Une gageure quand on sait que Ray est adaptée de son autobiographie (Ray Charles, le blues dans la peau, Belfond), et que Ray Charles lui-même a participé à l'élaboration du film, du choix du comédien qui l'incarnerait (Jamie Foxx) au premier montage visionné juste avant sa mort, le 10 juin 2004.
Quelle influence le Genius a t-il eu sur le scénario ? Ni victime (de la maladie), ni héros (de la lutte anti-ségrégation), son portrait est sans complaisance. Un fait plutôt rare à Hollywood quand il est question d'une légende américaine. Quant à Jamie Foxx, c'est Ray Charles (excepté quand il ouvre les yeux dans une des dernières séquences du film, malheureusement ratée) : il en a la démarche mais surtout le jeu.
Et c'est ce qui soutient ce long métrage de deux heure trente : rarement un film musical n'aura autant collé à sa bande originale. Jamie Foxx pratique le piano depuis l'âge de trois ans, mais il fallait aussi reconstituer les différents groupes de musiciens.

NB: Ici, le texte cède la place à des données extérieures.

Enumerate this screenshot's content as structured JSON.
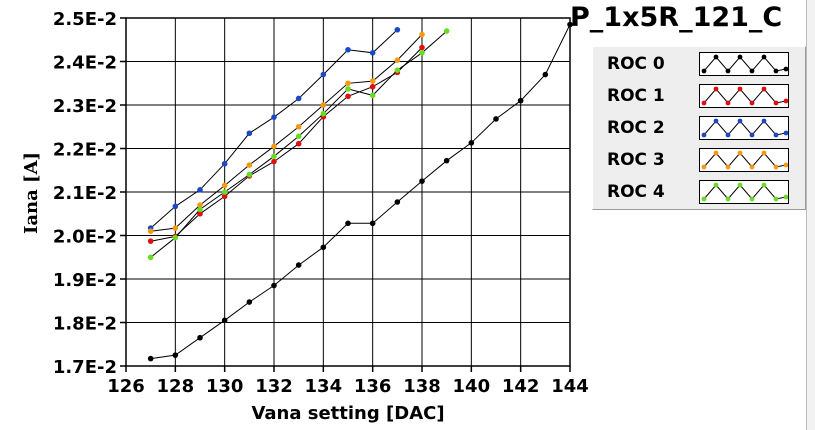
{
  "chart_data": {
    "type": "line",
    "title": "P_1x5R_121_C",
    "xlabel": "Vana setting [DAC]",
    "ylabel": "Iana [A]",
    "xlim": [
      126,
      144
    ],
    "ylim": [
      0.017,
      0.025
    ],
    "x_ticks": [
      126,
      128,
      130,
      132,
      134,
      136,
      138,
      140,
      142,
      144
    ],
    "y_ticks": [
      0.017,
      0.018,
      0.019,
      0.02,
      0.021,
      0.022,
      0.023,
      0.024,
      0.025
    ],
    "x_tick_labels": [
      "126",
      "128",
      "130",
      "132",
      "134",
      "136",
      "138",
      "140",
      "142",
      "144"
    ],
    "y_tick_labels": [
      "1.7E-2",
      "1.8E-2",
      "1.9E-2",
      "2.0E-2",
      "2.1E-2",
      "2.2E-2",
      "2.3E-2",
      "2.4E-2",
      "2.5E-2"
    ],
    "grid": true,
    "legend_position": "right",
    "series": [
      {
        "name": "ROC 0",
        "color": "#000000",
        "x": [
          127,
          128,
          129,
          130,
          131,
          132,
          133,
          134,
          135,
          136,
          137,
          138,
          139,
          140,
          141,
          142,
          143,
          144
        ],
        "y": [
          0.01717,
          0.01725,
          0.01765,
          0.01805,
          0.01847,
          0.01885,
          0.01932,
          0.01973,
          0.02028,
          0.02028,
          0.02077,
          0.02125,
          0.02172,
          0.02213,
          0.02268,
          0.0231,
          0.0237,
          0.02485
        ]
      },
      {
        "name": "ROC 1",
        "color": "#e01010",
        "x": [
          127,
          128,
          129,
          130,
          131,
          132,
          133,
          134,
          135,
          136,
          137,
          138
        ],
        "y": [
          0.01987,
          0.01998,
          0.0205,
          0.0209,
          0.02137,
          0.0217,
          0.02211,
          0.02273,
          0.0232,
          0.02342,
          0.02375,
          0.02432
        ]
      },
      {
        "name": "ROC 2",
        "color": "#1a48c8",
        "x": [
          127,
          128,
          129,
          130,
          131,
          132,
          133,
          134,
          135,
          136,
          137
        ],
        "y": [
          0.02017,
          0.02067,
          0.02105,
          0.02165,
          0.02235,
          0.02272,
          0.02315,
          0.0237,
          0.02427,
          0.0242,
          0.02473
        ]
      },
      {
        "name": "ROC 3",
        "color": "#f59a10",
        "x": [
          127,
          128,
          129,
          130,
          131,
          132,
          133,
          134,
          135,
          136,
          137,
          138
        ],
        "y": [
          0.0201,
          0.02017,
          0.0207,
          0.02115,
          0.02162,
          0.02205,
          0.0225,
          0.023,
          0.0235,
          0.02355,
          0.02403,
          0.02462
        ]
      },
      {
        "name": "ROC 4",
        "color": "#66dd22",
        "x": [
          127,
          128,
          129,
          130,
          131,
          132,
          133,
          134,
          135,
          136,
          137,
          138,
          139
        ],
        "y": [
          0.0195,
          0.01995,
          0.0206,
          0.021,
          0.0214,
          0.02182,
          0.02228,
          0.0228,
          0.02337,
          0.02322,
          0.0238,
          0.0242,
          0.0247
        ]
      }
    ]
  }
}
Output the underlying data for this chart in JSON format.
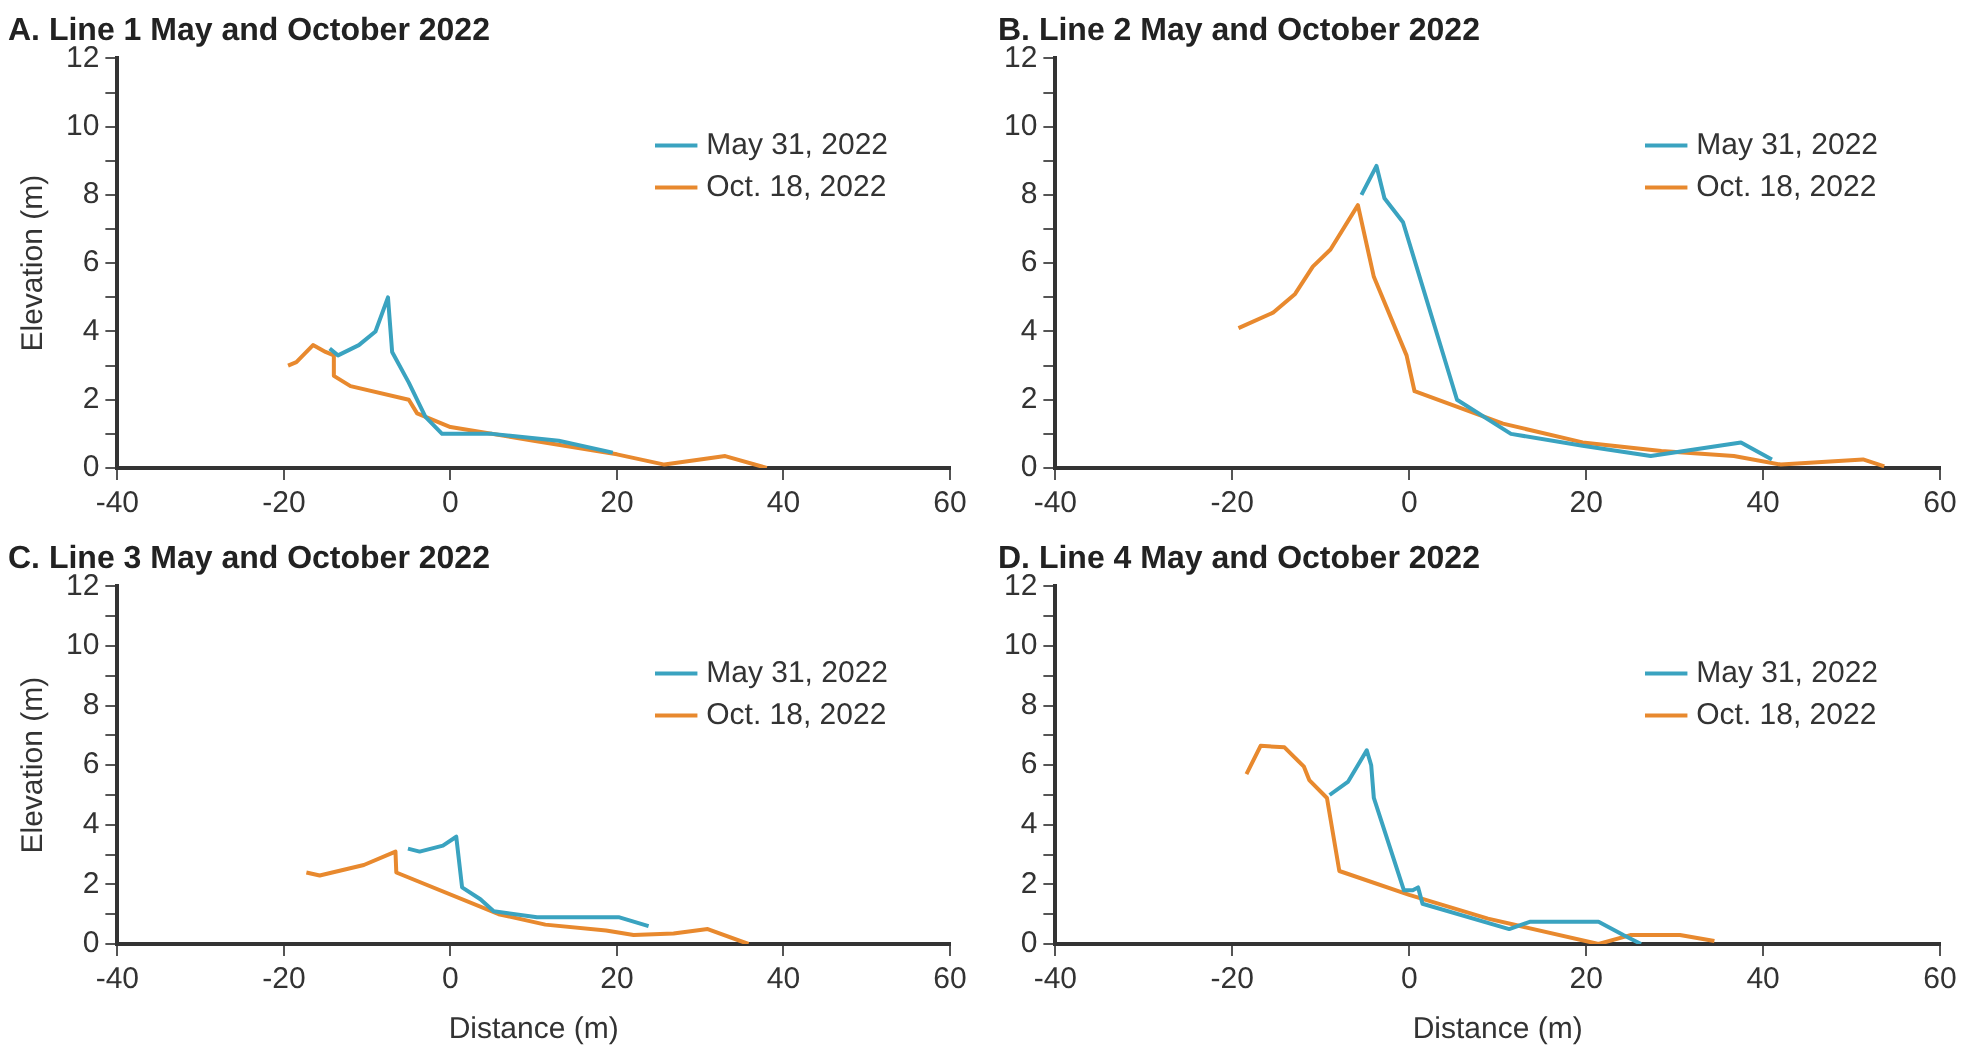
{
  "chart_data": [
    {
      "type": "line",
      "title": "A. Line 1 May and October 2022",
      "ylabel": "Elevation (m)",
      "legend": "top right",
      "grid": false,
      "marker": "none",
      "line_style": "solid",
      "xlim": [
        -40,
        60
      ],
      "xticks": [
        -40,
        -20,
        0,
        20,
        40,
        60
      ],
      "ylim": [
        0,
        12
      ],
      "yticks": [
        0,
        {
          "value": 1,
          "label": null
        },
        2,
        {
          "value": 3,
          "label": null
        },
        4,
        {
          "value": 5,
          "label": null
        },
        6,
        {
          "value": 7,
          "label": null
        },
        8,
        {
          "value": 9,
          "label": null
        },
        10,
        {
          "value": 11,
          "label": null
        },
        12
      ],
      "series": [
        {
          "name": "May 31, 2022",
          "color": "#3aa3c0",
          "x": [
            -14.5,
            -13.5,
            -11,
            -9,
            -7.5,
            -7,
            -5,
            -3,
            -1,
            5,
            13,
            19.5
          ],
          "values": [
            3.5,
            3.3,
            3.6,
            4,
            5,
            3.4,
            2.5,
            1.5,
            1,
            1,
            0.8,
            0.45
          ]
        },
        {
          "name": "Oct. 18, 2022",
          "color": "#e8892e",
          "x": [
            -19.5,
            -18.5,
            -16.5,
            -15,
            -14,
            -14,
            -12,
            -5,
            -4,
            0,
            10,
            20,
            25.7,
            33,
            38
          ],
          "values": [
            3,
            3.1,
            3.6,
            3.4,
            3.3,
            2.7,
            2.4,
            2,
            1.6,
            1.2,
            0.8,
            0.4,
            0.1,
            0.35,
            0
          ]
        }
      ]
    },
    {
      "type": "line",
      "title": "B. Line 2 May and October 2022",
      "legend": "top right",
      "grid": false,
      "marker": "none",
      "line_style": "solid",
      "xlim": [
        -40,
        60
      ],
      "xticks": [
        -40,
        -20,
        0,
        20,
        40,
        60
      ],
      "ylim": [
        0,
        12
      ],
      "yticks": [
        0,
        {
          "value": 1,
          "label": null
        },
        2,
        {
          "value": 3,
          "label": null
        },
        4,
        {
          "value": 5,
          "label": null
        },
        6,
        {
          "value": 7,
          "label": null
        },
        8,
        {
          "value": 9,
          "label": null
        },
        10,
        {
          "value": 11,
          "label": null
        },
        12
      ],
      "series": [
        {
          "name": "May 31, 2022",
          "color": "#3aa3c0",
          "x": [
            -5.4,
            -3.7,
            -2.8,
            -0.7,
            5.4,
            11.5,
            19.6,
            27.3,
            37.5,
            41
          ],
          "values": [
            8,
            8.85,
            7.9,
            7.2,
            2,
            1,
            0.65,
            0.35,
            0.75,
            0.25
          ]
        },
        {
          "name": "Oct. 18, 2022",
          "color": "#e8892e",
          "x": [
            -19.3,
            -15.4,
            -12.9,
            -10.9,
            -8.9,
            -5.8,
            -4,
            -0.3,
            0.6,
            10.6,
            19.6,
            28.5,
            36.7,
            42,
            51.3,
            53.7
          ],
          "values": [
            4.1,
            4.55,
            5.1,
            5.9,
            6.4,
            7.7,
            5.6,
            3.3,
            2.25,
            1.3,
            0.75,
            0.5,
            0.35,
            0.1,
            0.25,
            0.05
          ]
        }
      ]
    },
    {
      "type": "line",
      "title": "C. Line 3 May and October 2022",
      "xlabel": "Distance (m)",
      "ylabel": "Elevation (m)",
      "legend": "top right",
      "grid": false,
      "marker": "none",
      "line_style": "solid",
      "xlim": [
        -40,
        60
      ],
      "xticks": [
        -40,
        -20,
        0,
        20,
        40,
        60
      ],
      "ylim": [
        0,
        12
      ],
      "yticks": [
        0,
        {
          "value": 1,
          "label": null
        },
        2,
        {
          "value": 3,
          "label": null
        },
        4,
        {
          "value": 5,
          "label": null
        },
        6,
        {
          "value": 7,
          "label": null
        },
        8,
        {
          "value": 9,
          "label": null
        },
        10,
        {
          "value": 11,
          "label": null
        },
        12
      ],
      "series": [
        {
          "name": "May 31, 2022",
          "color": "#3aa3c0",
          "x": [
            -5.1,
            -3.7,
            -0.9,
            0.7,
            1.4,
            3.6,
            5.2,
            10.4,
            20.2,
            23.8
          ],
          "values": [
            3.2,
            3.1,
            3.3,
            3.6,
            1.9,
            1.5,
            1.1,
            0.9,
            0.9,
            0.6
          ]
        },
        {
          "name": "Oct. 18, 2022",
          "color": "#e8892e",
          "x": [
            -17.3,
            -15.7,
            -10.4,
            -6.6,
            -6.5,
            5.8,
            11.4,
            18.7,
            22,
            26.8,
            30.9,
            35.8
          ],
          "values": [
            2.4,
            2.3,
            2.65,
            3.1,
            2.4,
            1,
            0.65,
            0.45,
            0.3,
            0.35,
            0.5,
            0
          ]
        }
      ]
    },
    {
      "type": "line",
      "title": "D. Line 4 May and October 2022",
      "xlabel": "Distance (m)",
      "legend": "top right",
      "grid": false,
      "marker": "none",
      "line_style": "solid",
      "xlim": [
        -40,
        60
      ],
      "xticks": [
        -40,
        -20,
        0,
        20,
        40,
        60
      ],
      "ylim": [
        0,
        12
      ],
      "yticks": [
        0,
        {
          "value": 1,
          "label": null
        },
        2,
        {
          "value": 3,
          "label": null
        },
        4,
        {
          "value": 5,
          "label": null
        },
        6,
        {
          "value": 7,
          "label": null
        },
        8,
        {
          "value": 9,
          "label": null
        },
        10,
        {
          "value": 11,
          "label": null
        },
        12
      ],
      "series": [
        {
          "name": "May 31, 2022",
          "color": "#3aa3c0",
          "x": [
            -9,
            -6.9,
            -4.8,
            -4.3,
            -4,
            -0.6,
            0.4,
            1,
            1.5,
            11.3,
            13.7,
            21.4,
            24.2,
            26.2
          ],
          "values": [
            5,
            5.45,
            6.5,
            6,
            4.9,
            1.8,
            1.8,
            1.9,
            1.35,
            0.5,
            0.75,
            0.75,
            0.3,
            0
          ]
        },
        {
          "name": "Oct. 18, 2022",
          "color": "#e8892e",
          "x": [
            -18.4,
            -16.8,
            -14.1,
            -11.9,
            -11.3,
            -9.3,
            -7.9,
            0,
            8.9,
            21.4,
            25,
            30.6,
            34.5
          ],
          "values": [
            5.7,
            6.65,
            6.6,
            5.95,
            5.5,
            4.9,
            2.45,
            1.65,
            0.85,
            0,
            0.3,
            0.3,
            0.1
          ]
        }
      ]
    }
  ]
}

Taylor Hackford s'est refusé à réenregistrer les grands classiques de Ray Charles.
Tous les musiciens jouent donc sur le plateau, même si ce sont les enregistrements originaux que l'on entend. Seuls les morceaux d'avant la signature de Ray Charles avec Atlantic Record ont été réenregistrés car trop médiocres ou inexistants. L'exploit, c'est que ça coïncide. Aussi, si Jamie Foxx brigue très justement un Oscar pour sa prestation, la performance dans ce film est en premier lieu musicale.
Ray, film américain de Taylor Hackford avec Jamie Foxx, Kerry Washington, Reginia King, Clifton Powell. Date de sortie au Maroc comme en France : 23 février. Durée : 2h32.